Clare Martin, CEO of the club’s independent charitable arm Pompey in the Community, added: “I feel it’s really important that Portsmouth recognise the role we have to play in raising awareness of homophobia and LGBT discrimination.
“It’s great that this campaign can support us in making everyone aware of the continuing issues.”
Fans can find out more about the Football v Homophobia campaign or find out how to join Fratton Fever in the following ways:
Football v Homophia
Use #fvh2016 in any social media posts supporting the initiative
FvH enables people to take action against prejudice and discrimination based on sexuality or gender identity in football, and to celebrate and welcome diversity in the game.
This culminates in an international show of support in February to raise awareness of the issue and to join together in making a visible stand against prejudice and for inclusion.
The campaign was launched in 2010 and manages to generate global attention. In the UK there has been a massive show of support and many professional clubs take action every year.
Homophobia and LGBT discrimination has long been an issue in football.
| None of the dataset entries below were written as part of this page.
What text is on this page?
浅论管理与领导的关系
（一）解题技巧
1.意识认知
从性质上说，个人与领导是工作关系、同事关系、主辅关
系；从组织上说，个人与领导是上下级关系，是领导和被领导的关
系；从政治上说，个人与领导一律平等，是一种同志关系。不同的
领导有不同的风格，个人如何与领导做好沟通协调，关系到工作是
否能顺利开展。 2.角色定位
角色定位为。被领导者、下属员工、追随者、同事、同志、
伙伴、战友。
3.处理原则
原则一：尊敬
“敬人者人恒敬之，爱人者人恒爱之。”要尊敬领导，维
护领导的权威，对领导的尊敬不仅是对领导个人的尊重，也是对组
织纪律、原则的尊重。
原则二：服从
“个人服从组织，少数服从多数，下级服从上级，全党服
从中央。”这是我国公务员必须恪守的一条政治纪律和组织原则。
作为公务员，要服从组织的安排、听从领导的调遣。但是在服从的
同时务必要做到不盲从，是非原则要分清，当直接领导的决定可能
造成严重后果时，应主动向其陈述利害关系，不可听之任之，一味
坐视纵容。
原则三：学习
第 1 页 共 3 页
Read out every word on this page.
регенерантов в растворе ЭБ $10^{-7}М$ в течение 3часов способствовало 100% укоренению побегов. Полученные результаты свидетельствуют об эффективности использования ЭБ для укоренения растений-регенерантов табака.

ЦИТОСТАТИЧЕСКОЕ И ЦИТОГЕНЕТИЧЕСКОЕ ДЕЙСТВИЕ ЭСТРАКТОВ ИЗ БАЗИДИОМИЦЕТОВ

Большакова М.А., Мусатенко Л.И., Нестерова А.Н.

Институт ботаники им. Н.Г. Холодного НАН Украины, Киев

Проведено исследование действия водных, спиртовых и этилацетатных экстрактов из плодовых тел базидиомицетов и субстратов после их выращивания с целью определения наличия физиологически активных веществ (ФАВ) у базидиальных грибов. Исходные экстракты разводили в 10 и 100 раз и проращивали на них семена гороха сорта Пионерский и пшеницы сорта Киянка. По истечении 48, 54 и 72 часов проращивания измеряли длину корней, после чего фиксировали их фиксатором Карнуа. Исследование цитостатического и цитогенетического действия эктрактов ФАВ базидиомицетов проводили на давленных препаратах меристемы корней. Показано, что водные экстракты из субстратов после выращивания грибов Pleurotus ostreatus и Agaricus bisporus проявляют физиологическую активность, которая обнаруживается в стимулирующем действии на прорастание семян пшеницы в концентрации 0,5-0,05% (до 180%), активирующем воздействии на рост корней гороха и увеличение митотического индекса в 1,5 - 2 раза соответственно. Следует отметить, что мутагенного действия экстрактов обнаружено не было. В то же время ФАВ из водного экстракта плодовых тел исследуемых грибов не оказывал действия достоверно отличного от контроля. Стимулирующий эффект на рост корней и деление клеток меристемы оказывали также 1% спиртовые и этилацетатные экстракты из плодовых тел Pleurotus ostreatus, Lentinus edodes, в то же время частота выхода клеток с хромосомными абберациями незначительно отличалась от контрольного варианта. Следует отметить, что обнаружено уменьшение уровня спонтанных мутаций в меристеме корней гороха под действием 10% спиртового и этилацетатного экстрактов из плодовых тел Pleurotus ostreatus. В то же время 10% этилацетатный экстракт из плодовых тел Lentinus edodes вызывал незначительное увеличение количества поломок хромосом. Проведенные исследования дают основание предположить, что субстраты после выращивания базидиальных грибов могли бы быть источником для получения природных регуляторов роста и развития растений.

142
Recently we have seen Robbie Rogers come out. Robbie retired briefly when he made the announcement about his sexuality, but now, following massive support from players and fans alike, he plays in the US for LA Galaxy.
In 2014, former Premier League player Thomas Hitzlsperger also came out as gay. Both of these players have talked about the challenge of being gay and working as professional footballers, and the impact that anti-gay jokes and language can have on confidence and self-esteem.
Casey Stoney, former England Women’s captain has also spoken out about her sexuality. While she felt accepted within football circles, she has also spoken of her fears of stereotypes and of being judged by the ‘outside world’ for being gay.